Why do the activities of some enzymes greatly exceed the flux capacity of the embedding pathways? This is a puzzling open problem in quantitative evolutionary design. In this work we investigate reasons for high expression of a thoroughly characterized enzyme: glucose 6-phosphate dehydrogenase (G6PD) in human erythrocytes. G6PD catalyses the first step of the pathway that supplies NADPH for antioxidant defense mechanisms. Normal G6PD activity far exceeds the capacity of human erythrocytes for a steady NADPH supply, which is limited upstream of G6PD. However, the distribution of erythrocyte G6PD activity in human populations reveals a selective pressure for maintaining high activity.

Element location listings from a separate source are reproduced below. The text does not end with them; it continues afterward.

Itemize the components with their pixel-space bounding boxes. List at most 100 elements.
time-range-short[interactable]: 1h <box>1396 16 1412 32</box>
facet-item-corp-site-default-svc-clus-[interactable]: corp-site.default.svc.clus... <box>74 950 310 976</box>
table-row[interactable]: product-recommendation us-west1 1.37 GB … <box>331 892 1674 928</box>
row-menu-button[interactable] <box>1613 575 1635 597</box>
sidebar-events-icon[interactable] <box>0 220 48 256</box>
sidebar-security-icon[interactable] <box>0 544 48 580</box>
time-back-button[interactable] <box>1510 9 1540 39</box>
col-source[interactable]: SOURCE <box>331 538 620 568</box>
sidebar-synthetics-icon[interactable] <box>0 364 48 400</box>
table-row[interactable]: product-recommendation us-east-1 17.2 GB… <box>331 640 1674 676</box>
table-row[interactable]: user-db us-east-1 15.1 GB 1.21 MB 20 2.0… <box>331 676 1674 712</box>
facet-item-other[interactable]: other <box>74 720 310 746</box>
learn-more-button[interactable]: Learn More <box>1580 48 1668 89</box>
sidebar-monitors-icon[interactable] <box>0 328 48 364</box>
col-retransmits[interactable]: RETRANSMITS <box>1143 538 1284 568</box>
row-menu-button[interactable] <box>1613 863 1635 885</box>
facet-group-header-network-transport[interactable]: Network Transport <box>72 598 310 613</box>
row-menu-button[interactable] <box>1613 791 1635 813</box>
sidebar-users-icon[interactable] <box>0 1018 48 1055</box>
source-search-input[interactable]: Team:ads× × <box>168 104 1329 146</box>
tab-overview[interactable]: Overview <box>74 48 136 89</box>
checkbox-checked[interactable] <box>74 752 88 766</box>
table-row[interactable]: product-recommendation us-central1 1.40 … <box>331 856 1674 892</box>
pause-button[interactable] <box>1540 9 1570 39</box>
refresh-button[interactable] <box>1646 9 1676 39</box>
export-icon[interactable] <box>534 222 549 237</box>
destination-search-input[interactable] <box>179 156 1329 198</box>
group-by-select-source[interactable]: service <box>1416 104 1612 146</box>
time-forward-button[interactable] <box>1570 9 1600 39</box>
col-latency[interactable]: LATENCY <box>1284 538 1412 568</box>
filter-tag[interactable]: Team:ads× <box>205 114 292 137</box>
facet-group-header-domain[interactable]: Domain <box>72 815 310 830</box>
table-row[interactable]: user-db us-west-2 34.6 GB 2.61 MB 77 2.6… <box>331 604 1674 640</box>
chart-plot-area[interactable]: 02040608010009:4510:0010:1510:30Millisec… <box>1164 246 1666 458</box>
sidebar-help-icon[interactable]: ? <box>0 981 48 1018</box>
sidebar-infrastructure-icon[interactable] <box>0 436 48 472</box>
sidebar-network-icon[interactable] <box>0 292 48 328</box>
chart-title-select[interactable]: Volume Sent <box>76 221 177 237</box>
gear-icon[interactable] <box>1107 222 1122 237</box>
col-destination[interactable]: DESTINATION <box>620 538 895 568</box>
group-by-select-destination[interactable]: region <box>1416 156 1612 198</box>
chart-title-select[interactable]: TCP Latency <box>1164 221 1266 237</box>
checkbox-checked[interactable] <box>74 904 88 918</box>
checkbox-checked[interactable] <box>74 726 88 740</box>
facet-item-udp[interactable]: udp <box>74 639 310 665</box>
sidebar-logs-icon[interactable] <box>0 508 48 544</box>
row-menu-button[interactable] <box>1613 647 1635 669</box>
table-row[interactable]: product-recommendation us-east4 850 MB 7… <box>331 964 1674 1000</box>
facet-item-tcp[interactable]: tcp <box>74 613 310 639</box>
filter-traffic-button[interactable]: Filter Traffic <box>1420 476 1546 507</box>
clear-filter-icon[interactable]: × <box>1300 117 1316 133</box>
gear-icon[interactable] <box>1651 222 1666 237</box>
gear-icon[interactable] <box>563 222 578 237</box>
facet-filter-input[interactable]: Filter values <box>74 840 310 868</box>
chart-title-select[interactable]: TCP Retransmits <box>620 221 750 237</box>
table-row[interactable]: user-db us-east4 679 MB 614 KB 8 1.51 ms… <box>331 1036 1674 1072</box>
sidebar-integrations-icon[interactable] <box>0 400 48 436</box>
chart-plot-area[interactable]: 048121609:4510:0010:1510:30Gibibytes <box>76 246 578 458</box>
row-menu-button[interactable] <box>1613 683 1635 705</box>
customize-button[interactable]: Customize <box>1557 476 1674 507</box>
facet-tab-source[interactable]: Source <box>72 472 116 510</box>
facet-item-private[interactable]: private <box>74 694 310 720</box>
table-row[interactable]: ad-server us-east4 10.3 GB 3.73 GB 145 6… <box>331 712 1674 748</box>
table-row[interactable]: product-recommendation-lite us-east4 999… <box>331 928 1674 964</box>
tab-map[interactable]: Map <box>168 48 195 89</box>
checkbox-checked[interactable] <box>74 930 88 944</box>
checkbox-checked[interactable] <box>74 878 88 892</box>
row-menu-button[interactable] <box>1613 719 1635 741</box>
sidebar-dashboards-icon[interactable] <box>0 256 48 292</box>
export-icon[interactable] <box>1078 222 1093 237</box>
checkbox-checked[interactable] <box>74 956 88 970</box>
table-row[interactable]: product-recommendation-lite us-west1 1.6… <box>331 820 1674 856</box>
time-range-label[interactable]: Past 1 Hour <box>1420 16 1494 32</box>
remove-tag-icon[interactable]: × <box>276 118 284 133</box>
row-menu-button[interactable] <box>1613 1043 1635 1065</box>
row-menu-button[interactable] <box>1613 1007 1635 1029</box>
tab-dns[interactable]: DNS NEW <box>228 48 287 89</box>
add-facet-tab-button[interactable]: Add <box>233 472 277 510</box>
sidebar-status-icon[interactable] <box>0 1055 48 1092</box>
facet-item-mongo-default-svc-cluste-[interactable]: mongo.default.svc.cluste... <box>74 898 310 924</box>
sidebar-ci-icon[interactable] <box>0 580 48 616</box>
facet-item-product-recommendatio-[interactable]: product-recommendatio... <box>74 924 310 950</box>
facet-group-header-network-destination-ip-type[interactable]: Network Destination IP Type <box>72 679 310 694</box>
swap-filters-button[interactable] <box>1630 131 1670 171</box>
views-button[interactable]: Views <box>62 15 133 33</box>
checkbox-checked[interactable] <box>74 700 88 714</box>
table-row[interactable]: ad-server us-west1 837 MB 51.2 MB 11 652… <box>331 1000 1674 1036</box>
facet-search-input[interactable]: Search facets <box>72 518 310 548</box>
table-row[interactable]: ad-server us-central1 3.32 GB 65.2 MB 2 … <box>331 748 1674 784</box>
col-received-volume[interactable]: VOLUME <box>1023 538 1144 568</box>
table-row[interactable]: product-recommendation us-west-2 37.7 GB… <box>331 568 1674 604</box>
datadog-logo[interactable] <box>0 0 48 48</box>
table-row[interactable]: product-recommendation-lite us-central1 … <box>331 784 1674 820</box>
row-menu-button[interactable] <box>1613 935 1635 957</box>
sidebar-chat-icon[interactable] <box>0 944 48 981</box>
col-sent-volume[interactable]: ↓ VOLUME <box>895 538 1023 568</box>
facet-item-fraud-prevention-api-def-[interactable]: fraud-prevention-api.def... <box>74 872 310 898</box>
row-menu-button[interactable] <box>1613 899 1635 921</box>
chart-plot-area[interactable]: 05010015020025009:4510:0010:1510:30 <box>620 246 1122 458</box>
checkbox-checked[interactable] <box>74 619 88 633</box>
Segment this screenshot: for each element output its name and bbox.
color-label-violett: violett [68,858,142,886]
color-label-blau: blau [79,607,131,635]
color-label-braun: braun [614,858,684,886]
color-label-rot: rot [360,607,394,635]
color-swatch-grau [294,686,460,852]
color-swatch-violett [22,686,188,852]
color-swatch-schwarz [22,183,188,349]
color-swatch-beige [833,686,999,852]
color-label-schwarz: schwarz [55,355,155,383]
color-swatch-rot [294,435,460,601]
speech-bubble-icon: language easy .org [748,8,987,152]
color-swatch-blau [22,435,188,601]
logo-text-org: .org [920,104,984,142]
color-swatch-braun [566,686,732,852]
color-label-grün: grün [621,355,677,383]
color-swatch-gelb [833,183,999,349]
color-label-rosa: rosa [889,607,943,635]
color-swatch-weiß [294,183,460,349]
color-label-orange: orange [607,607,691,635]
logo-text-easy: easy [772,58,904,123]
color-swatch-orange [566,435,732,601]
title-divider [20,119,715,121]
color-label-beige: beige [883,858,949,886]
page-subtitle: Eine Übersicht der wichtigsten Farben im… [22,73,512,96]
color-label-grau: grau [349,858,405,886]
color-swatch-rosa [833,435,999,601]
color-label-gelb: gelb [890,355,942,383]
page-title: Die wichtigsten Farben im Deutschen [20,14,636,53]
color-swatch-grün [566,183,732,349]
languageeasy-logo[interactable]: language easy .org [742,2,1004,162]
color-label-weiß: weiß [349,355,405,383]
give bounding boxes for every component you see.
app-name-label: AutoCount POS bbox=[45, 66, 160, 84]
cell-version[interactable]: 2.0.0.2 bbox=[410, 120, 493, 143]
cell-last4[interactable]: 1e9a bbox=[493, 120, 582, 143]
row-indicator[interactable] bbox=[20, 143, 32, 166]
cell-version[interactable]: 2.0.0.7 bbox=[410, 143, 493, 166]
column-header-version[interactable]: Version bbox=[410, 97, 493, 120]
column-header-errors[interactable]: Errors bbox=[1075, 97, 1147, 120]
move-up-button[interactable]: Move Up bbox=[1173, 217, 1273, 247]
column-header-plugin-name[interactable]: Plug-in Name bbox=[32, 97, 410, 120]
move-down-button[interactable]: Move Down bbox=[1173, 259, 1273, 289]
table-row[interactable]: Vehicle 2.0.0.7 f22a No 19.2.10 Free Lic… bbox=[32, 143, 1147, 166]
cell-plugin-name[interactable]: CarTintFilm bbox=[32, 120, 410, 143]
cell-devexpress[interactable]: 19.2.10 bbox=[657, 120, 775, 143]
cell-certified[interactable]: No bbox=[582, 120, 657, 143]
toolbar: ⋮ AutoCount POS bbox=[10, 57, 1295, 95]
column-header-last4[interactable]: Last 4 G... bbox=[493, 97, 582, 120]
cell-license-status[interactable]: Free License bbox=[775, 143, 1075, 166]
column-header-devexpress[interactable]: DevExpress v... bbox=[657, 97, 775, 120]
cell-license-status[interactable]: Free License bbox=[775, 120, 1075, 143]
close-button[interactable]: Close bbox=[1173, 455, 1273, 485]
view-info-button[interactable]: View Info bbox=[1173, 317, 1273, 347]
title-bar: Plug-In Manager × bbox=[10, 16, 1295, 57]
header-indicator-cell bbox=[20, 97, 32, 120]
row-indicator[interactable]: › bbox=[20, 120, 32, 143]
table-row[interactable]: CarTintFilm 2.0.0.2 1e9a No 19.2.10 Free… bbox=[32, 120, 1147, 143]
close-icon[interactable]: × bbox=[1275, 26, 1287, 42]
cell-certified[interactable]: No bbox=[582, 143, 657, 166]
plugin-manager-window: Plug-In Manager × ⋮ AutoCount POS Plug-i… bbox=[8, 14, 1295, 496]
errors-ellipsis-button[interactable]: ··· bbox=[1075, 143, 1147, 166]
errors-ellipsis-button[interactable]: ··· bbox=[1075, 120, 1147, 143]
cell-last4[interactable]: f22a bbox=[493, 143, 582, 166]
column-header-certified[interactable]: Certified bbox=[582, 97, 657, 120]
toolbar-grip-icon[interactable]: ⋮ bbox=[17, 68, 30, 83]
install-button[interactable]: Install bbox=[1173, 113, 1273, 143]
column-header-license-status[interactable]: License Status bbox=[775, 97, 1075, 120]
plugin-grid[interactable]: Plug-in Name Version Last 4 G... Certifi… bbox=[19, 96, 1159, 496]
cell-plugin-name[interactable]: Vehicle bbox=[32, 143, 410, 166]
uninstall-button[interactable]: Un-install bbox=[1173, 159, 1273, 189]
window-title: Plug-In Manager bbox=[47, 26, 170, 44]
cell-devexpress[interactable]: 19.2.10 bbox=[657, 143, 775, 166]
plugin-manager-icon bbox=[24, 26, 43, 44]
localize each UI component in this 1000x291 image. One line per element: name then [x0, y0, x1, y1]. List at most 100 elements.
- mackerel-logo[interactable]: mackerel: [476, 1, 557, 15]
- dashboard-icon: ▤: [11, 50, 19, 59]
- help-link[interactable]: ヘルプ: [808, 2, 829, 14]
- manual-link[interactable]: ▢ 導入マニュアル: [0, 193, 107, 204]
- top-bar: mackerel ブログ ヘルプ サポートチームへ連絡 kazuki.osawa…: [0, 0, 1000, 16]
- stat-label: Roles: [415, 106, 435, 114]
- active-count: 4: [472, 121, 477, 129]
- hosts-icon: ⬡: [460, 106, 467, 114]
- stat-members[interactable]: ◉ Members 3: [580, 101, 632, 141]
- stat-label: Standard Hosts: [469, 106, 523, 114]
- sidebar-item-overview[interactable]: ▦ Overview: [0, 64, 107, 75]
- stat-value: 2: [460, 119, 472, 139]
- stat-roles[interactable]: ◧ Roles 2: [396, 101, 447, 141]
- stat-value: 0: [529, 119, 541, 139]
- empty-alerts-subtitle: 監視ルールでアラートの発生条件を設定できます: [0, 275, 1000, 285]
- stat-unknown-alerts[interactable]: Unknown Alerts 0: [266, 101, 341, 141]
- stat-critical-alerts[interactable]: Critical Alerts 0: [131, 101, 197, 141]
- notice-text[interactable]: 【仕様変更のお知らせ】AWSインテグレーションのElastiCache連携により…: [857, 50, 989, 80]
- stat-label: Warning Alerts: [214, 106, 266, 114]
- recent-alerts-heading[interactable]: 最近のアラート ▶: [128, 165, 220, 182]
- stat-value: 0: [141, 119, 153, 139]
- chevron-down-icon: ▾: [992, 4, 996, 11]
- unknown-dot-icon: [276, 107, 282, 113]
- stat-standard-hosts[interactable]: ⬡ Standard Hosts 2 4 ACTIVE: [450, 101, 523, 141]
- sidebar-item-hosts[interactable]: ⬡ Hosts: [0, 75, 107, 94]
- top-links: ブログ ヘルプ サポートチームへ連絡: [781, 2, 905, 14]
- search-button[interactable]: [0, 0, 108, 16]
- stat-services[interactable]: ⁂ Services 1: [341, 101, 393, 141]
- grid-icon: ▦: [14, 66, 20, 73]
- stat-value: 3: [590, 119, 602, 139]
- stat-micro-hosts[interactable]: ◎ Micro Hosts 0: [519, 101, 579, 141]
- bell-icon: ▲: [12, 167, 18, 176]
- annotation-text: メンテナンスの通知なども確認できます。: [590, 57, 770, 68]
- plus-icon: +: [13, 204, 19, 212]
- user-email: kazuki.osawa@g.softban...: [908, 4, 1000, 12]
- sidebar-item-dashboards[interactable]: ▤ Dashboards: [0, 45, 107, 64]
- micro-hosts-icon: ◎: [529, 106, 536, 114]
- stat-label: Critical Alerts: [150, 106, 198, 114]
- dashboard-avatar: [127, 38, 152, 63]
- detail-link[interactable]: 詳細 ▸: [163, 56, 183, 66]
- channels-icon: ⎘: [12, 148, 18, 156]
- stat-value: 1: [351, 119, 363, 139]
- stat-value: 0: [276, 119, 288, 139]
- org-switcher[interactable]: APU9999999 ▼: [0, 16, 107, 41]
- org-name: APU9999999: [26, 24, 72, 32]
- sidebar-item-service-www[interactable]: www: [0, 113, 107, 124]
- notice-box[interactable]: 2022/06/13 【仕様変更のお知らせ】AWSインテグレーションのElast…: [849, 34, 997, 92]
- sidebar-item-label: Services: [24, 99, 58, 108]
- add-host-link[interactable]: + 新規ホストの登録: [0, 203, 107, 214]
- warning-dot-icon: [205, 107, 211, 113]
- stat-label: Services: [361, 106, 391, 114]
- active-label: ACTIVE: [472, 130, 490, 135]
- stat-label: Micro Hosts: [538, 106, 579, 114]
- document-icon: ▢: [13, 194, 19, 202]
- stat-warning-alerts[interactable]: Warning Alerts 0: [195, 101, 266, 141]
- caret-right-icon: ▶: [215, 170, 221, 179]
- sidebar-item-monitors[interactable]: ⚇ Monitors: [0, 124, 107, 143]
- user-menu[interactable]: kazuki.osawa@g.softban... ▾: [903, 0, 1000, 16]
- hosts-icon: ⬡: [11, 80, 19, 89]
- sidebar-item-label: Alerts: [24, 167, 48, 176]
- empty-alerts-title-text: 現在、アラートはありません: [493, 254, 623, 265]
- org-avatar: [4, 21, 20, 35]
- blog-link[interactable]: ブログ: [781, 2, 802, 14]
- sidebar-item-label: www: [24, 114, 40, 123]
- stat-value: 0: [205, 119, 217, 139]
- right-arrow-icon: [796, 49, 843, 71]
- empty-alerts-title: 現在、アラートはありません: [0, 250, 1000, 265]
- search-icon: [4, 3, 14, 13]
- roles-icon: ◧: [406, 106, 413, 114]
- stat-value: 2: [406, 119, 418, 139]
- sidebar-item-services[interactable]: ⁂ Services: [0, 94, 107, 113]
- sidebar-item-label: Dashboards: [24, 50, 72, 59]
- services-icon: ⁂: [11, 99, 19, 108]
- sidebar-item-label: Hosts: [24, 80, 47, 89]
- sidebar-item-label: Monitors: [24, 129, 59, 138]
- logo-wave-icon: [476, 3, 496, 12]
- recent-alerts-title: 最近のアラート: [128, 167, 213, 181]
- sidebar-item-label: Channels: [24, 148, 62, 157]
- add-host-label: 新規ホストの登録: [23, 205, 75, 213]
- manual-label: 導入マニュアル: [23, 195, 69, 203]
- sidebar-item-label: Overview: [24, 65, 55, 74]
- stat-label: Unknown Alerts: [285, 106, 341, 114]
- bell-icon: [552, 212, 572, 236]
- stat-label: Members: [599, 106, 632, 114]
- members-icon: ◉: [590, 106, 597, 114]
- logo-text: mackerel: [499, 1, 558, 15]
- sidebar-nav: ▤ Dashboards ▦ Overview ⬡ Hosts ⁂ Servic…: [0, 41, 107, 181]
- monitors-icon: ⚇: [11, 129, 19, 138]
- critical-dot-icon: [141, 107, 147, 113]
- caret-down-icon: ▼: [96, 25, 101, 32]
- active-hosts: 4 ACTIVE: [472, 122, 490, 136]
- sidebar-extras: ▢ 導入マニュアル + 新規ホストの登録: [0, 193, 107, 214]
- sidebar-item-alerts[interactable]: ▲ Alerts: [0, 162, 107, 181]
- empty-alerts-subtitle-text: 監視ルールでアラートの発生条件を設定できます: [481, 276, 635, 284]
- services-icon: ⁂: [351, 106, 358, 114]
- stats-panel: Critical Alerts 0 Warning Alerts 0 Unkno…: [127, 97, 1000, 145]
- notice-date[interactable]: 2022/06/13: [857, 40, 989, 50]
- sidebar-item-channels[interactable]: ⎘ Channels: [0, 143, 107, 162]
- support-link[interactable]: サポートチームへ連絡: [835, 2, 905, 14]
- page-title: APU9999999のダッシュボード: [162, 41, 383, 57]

To clarify the nature of this selective pressure, we studied how G6PD activity and other parameters in a model of the NADPH redox cycle affect metabolic performance. Our analysis indicates that normal G6PD activity is sufficient but not superfluous to avoid NADPH depletion and ensure timely adaptation of the NADPH supply during pulses of oxidative load such as those that occur during adherence of erythrocytes to phagocytes. These results suggest that large excess capacities found in some biochemical and physiological systems, rather than representing large safety factors, may reflect a close match of system design to unscrutinized performance requirements. Understanding quantitative evolutionary design thus calls for careful consideration of the various performance specifications that biological components/processes must meet in order for the organism to be fit. The biochemical systems framework used in this paper is generally applicable for such a detailed examination of the quantitative evolutionary design of gene expression levels in other systems.[1]